5.  Respondent did not provide a fire extinguisher in the area where employees were using a brazing torch with more than five pounds of flammable gas.

6.  The inspection was consented to by respondent's ranking employee on the job.


On the basis of the foregoing findings of fact and the entire record of the case, the following conclusions of law are made.

1.  The Commission has jurisdiction of the parties and of the subject matter this proceeding.

2.  On March 7, 1985, respondent was in serious violation of 29 C.F.R. 1926.400(h)(1).

3.  On said date respondent was in nonserious violation of 29 C.F.R. 1910.150(c)(1)(vi) and 29 C.F.R. 1926.401(h).

4.  The inspection was consensual, and no warrant was required.

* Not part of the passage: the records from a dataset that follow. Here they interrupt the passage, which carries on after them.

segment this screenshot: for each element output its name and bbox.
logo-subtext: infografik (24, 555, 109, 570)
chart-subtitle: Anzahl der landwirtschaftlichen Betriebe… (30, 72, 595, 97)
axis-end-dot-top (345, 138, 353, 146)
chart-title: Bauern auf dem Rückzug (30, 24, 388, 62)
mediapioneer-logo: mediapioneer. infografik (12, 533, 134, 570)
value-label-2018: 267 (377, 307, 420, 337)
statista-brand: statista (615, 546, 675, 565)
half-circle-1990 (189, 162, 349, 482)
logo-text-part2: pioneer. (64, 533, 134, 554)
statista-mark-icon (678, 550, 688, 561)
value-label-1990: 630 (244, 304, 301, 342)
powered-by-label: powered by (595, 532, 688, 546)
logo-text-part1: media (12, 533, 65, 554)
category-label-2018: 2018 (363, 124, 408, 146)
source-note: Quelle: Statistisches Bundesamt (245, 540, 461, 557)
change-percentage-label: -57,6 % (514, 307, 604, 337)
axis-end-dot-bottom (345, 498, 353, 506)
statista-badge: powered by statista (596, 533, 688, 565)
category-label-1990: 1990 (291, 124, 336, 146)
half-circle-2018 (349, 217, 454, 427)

On the basis of the foregoing findings of fact and conclusions of law, it is ORDERED that:

1.  Item 1 of citation 1, for serious violation of 29 C.F.R. is AFFIRMED, and a civil penalty of $200 is ASSESSED.

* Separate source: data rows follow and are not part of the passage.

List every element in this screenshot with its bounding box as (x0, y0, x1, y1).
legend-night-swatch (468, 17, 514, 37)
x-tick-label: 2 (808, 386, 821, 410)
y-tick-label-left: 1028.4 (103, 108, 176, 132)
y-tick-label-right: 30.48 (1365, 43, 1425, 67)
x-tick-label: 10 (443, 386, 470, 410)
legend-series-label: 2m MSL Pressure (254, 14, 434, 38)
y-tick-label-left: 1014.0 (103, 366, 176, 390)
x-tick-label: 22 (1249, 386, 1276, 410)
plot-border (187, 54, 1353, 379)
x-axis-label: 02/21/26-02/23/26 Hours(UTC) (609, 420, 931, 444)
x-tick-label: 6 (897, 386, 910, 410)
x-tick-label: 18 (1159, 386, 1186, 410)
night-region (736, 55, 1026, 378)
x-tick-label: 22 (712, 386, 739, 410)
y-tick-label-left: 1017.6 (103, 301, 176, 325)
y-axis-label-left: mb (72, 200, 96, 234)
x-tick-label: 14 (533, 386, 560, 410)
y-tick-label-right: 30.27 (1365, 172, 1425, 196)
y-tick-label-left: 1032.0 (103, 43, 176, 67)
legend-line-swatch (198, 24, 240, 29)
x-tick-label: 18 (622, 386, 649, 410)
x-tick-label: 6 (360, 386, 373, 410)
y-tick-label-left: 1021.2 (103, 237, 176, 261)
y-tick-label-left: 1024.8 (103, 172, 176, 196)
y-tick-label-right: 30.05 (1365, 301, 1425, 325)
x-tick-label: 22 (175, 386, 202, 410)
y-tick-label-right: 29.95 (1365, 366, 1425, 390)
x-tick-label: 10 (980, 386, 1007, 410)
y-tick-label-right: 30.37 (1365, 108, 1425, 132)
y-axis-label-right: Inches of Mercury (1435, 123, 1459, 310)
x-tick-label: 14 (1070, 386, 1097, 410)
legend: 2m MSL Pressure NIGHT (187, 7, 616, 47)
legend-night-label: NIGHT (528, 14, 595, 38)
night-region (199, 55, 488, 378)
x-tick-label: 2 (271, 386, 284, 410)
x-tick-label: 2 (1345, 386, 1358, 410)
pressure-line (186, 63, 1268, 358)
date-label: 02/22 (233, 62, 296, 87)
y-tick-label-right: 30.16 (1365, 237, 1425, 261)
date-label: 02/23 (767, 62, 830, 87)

2.  Item 1 of citation 2, for nonserious violation of 29 C.F.R. 1926.150(c)(1)(vi), is AFFIRMED.

3.  Item 2 of citation 2, for nonserious violation of 29 C.F.R. 1926.401(h), is AFFIRMED.

Administrative Law Judge
Date:  September 13, 1985


[[1]] 29 C.F.R. 1926.400(h)(1) provides:

(h) Ground-Fault protection.
(1) General.  Notwithstanding any other provision of this part, the requirement in section 210-7 of the 1971 National Electrical Code (NFPA 70-1971; ANSI C1-1971) that all 15- and 20-ampere receptacle outlets on single-phased circuits for construction sites have approved ground-fault circuit protection for personnel does not apply.  In lieu thereof, the employer shall use either ground-fault circuit interrupters as specified in paragraph (h)(2) of this section or an assured equipment grounding conductor program as specified in paragraph (h)(3) of this section, to protect employees on construction sites.   These requirements are in addition to any other requirements for equipment grounding conductors.

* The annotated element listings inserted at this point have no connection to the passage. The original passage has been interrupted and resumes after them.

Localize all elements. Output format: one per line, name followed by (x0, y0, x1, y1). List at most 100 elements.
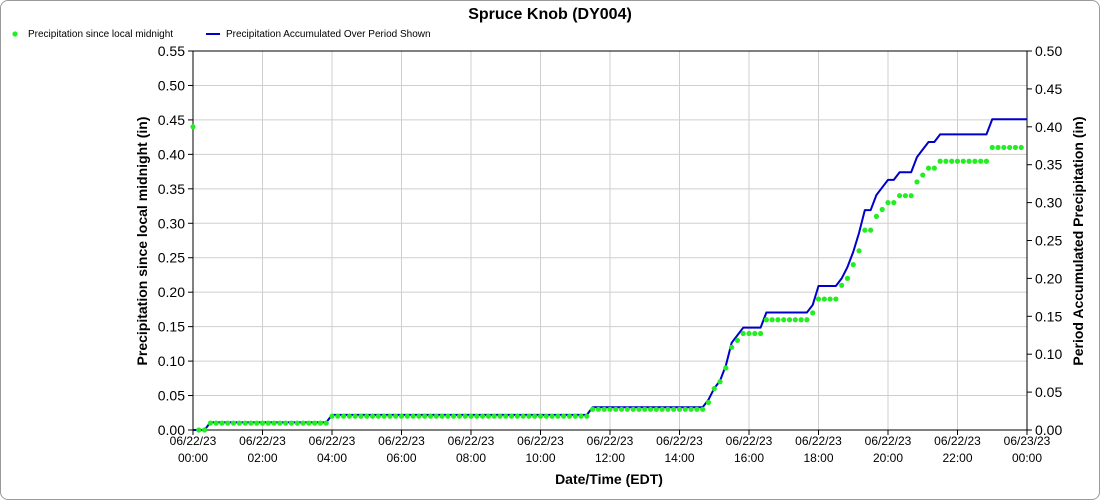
legend-dot-swatch (12, 31, 18, 37)
precip-since-midnight-point (723, 365, 729, 371)
precip-since-midnight-point (850, 262, 856, 268)
precip-since-midnight-point (352, 413, 358, 419)
precip-since-midnight-point (300, 420, 306, 426)
precip-since-midnight-point (763, 317, 769, 323)
precip-since-midnight-point (225, 420, 231, 426)
precip-since-midnight-point (896, 193, 903, 199)
precip-since-midnight-point (642, 406, 648, 412)
precip-since-midnight-point (746, 330, 752, 337)
precip-since-midnight-point (711, 386, 717, 392)
precip-since-midnight-point (306, 420, 312, 426)
precip-since-midnight-point (694, 406, 700, 412)
precip-since-midnight-point (960, 158, 966, 164)
y-tick-label-left: 0.00 (158, 422, 185, 438)
y-tick-label-right: 0.50 (1035, 43, 1062, 59)
precip-since-midnight-point (572, 413, 578, 419)
precip-since-midnight-point (885, 200, 891, 206)
x-tick-label-date: 06/22/23 (934, 434, 981, 448)
x-tick-label-time: 02:00 (247, 451, 277, 465)
y-tick-label-left: 0.15 (158, 319, 185, 335)
y-tick-label-right: 0.10 (1035, 346, 1062, 362)
precip-since-midnight-point (451, 413, 457, 419)
y-tick-label-right: 0.45 (1035, 81, 1062, 97)
y-tick-label-left: 0.45 (158, 112, 185, 128)
x-tick-label-date: 06/22/23 (170, 434, 217, 448)
legend: Precipitation since local midnight Preci… (12, 29, 431, 40)
x-tick-label-date: 06/23/23 (1004, 434, 1051, 448)
precip-since-midnight-point (323, 420, 329, 426)
y-tick-label-right: 0.15 (1035, 308, 1062, 324)
y-tick-label-left: 0.25 (158, 250, 185, 266)
precip-since-midnight-point (821, 296, 827, 302)
precip-since-midnight-point (433, 413, 439, 419)
precip-since-midnight-point (288, 420, 295, 426)
x-tick-label-date: 06/22/23 (309, 434, 356, 448)
x-axis-label: Date/Time (EDT) (555, 471, 663, 487)
y-tick-label-left: 0.05 (158, 388, 185, 404)
precip-since-midnight-point (781, 317, 787, 323)
precip-since-midnight-point (578, 413, 584, 419)
x-tick-label-time: 08:00 (456, 451, 486, 465)
precip-since-midnight-point (445, 413, 451, 419)
precip-since-midnight-point (752, 330, 758, 337)
precip-since-midnight-point (427, 413, 434, 419)
precip-since-midnight-point (526, 413, 532, 419)
precip-since-midnight-point (485, 413, 491, 419)
precip-since-midnight-point (769, 317, 775, 323)
precip-since-midnight-point (804, 317, 810, 323)
x-tick-label-date: 06/22/23 (726, 434, 773, 448)
precip-since-midnight-point (937, 158, 943, 164)
precip-since-midnight-point (259, 420, 266, 426)
precip-since-midnight-point (757, 330, 764, 337)
precip-since-midnight-point (236, 420, 242, 426)
x-tick-label-date: 06/22/23 (448, 434, 495, 448)
precip-since-midnight-point (277, 420, 283, 426)
y-tick-label-right: 0.20 (1035, 270, 1062, 286)
series-since-midnight-dots (190, 124, 1024, 433)
precip-since-midnight-point (439, 413, 445, 419)
precip-since-midnight-point (1012, 144, 1019, 151)
precip-since-midnight-point (1007, 144, 1013, 151)
precip-since-midnight-point (474, 413, 480, 419)
x-tick-label-time: 20:00 (873, 451, 903, 465)
x-tick-label-date: 06/22/23 (587, 434, 634, 448)
precip-since-midnight-point (514, 413, 520, 419)
precip-since-midnight-point (943, 158, 949, 164)
precip-since-midnight-point (196, 427, 202, 433)
precip-since-midnight-point (798, 317, 804, 323)
y-tick-label-left: 0.50 (158, 77, 185, 93)
precip-since-midnight-point (381, 413, 387, 419)
precip-since-midnight-point (549, 413, 555, 419)
precip-since-midnight-point (665, 406, 671, 412)
precip-since-midnight-point (810, 310, 816, 316)
precip-since-midnight-point (844, 275, 851, 281)
y-tick-label-left: 0.20 (158, 284, 185, 300)
precip-since-midnight-point (618, 406, 625, 412)
x-tick-label-date: 06/22/23 (656, 434, 703, 448)
precip-since-midnight-point (543, 413, 549, 419)
precip-since-midnight-point (1018, 144, 1024, 151)
precip-since-midnight-point (207, 420, 213, 426)
precip-since-midnight-point (479, 413, 486, 419)
precip-since-midnight-point (219, 420, 225, 426)
precip-since-midnight-point (925, 165, 932, 171)
precip-since-midnight-point (416, 413, 422, 419)
precip-since-midnight-point (340, 413, 347, 419)
precip-since-midnight-point (902, 193, 908, 199)
precip-since-midnight-point (978, 158, 984, 164)
grid (192, 50, 1028, 431)
precip-since-midnight-point (827, 296, 833, 302)
precip-since-midnight-point (815, 296, 822, 302)
precip-since-midnight-point (393, 413, 399, 419)
chart-title: Spruce Knob (DY004) (468, 6, 632, 23)
precip-since-midnight-point (201, 427, 208, 433)
precip-since-midnight-point (456, 413, 463, 419)
precip-since-midnight-point (624, 406, 630, 412)
x-tick-label-date: 06/22/23 (239, 434, 286, 448)
precip-since-midnight-point (364, 413, 370, 419)
precip-since-midnight-point (590, 406, 596, 412)
precip-since-midnight-point (375, 413, 381, 419)
precip-since-midnight-point (833, 296, 839, 302)
x-tick-label-time: 12:00 (595, 451, 625, 465)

[[2]] 29 C.F.R. 1926.401(h) provides:

(h) Temporary wiring
All temporary wiring shall be effectively grounded in accordance with the national Electrical Code, NFPA 70-1971; ANSI C1-1971 (Rev. of C1-1968), Articles 305 and 310.

[[3]] The requirements for an AEGC program are detailed in 1926.400(h)(3) but will not be set out here because respondent does not claim to have such a program.  Briefly an AEGC program must be in writing and include periodic inspection and testing of wiring and equipment for grounding and a record of such inspections and tests.

[[4]] The cited standard provides:

(vi) A fire extinguisher, rated not less than 10B, shall be provided within 50 feet of wherever more than 5 gallons of flammable or combustible liquids or 5 pounds of flammable gas are being used on the jobsite.  This requirement does not apply to the integral fuel tanks of motor vehicles.